Cinayet Masası Şefi Haritos, bir görev sırasında akciğerinden yaralanır. Evinde geçirmesi gereken uzun iyileşme sürecinde karısı Adriani’nin pişirdiği dolmalardan ve parka yaptığı gezilerde ona arkadaşlık eden, uyuklayan kediden başka bir şey kalmamış gibidir yaşamında. Ayrıca emniyet müdürlüğünde akıl almaz dolaplar dönmekte, Vekili Komiser Yanutsos raporlu arkadaşının sandalyesini ele geçirmek için her türlü numarayı çevirmektedir. Olimpiyat Köyü inşaatlarının hızla sürdüğü Atina bir şantiye görünümündedir. İnşaatlar büyük bir rant kapısı olmuş, herkes açılan devlet ihalelerinde parsayı toplama peşine düşmüştür. Birden ülke büyük bir haberle sarsılır: Cunta öncesinde direniş hareketinde aktif rol almış, cunta döneminde askeri polisinin elinde işkence görmüş, yıllarca hapis yatmış, sonradan büyük bir işadamına dönüşmüş Yanos Favieros canlı yayında herkesin gözü önünde intihar eder.
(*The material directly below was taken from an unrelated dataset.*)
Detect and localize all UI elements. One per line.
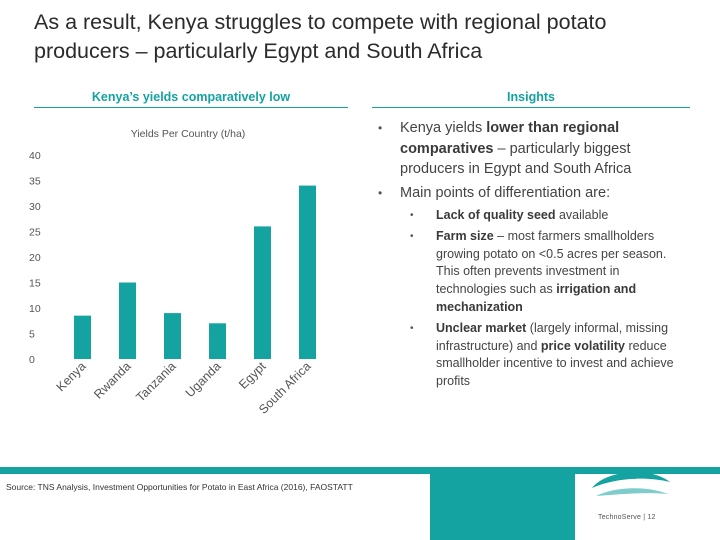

Markaris, Dedektif Haritos karakteriyle alıştığımız ‘sert çocuk’ dedektiflerden çok farklı bir karakter çizmiş. Kostas Haritos hemen yumruklarını konuşturan ya da silahına davranan, içkici, seksi ve yalnız bir dedektif tiplemesi değil. Normal bir yaşantı süren, karısının dolmalarıyla zeytinyağlılarına düşkün, kızına tapan, içimizden biri. Teknolojiyle başı hoş değil, ne cep telefonundan haz ediyor ne televizyondan ne de son model arabalardan. Bilişim teknolojilerindense hiç anlamıyor. Trafik sıkışıklığından, aile sorunlarından ya da karısının dırdırından muaf değil. Yardımcılarının gizlice okuduğu otomobil dergileri sinirine dokunuyor, emniyetin köhnemiş düzeni onu çileden çıkartıyor. Bir anlamda işine gidip gelen bir polis memuru o. Kendini kimsenin gerçek nedeni öğrenmeye niyetinin olmadığı, ama herkesin bir çıkar sağlamaya, yıvışık bir hikâye çıkarmaya; ‘reyting yapmaya’ ve tez elden tüketmeye çalıştığı bir komplo teorisinin içinde yapayalnız buluverince iş başa düşüyor.
Dedektif romanlarını seven ama alışıldık öykülerden sıkılanlar için Markaris’in mizah dolu bir dille kaleme aldığı romanı farklı bir soluk.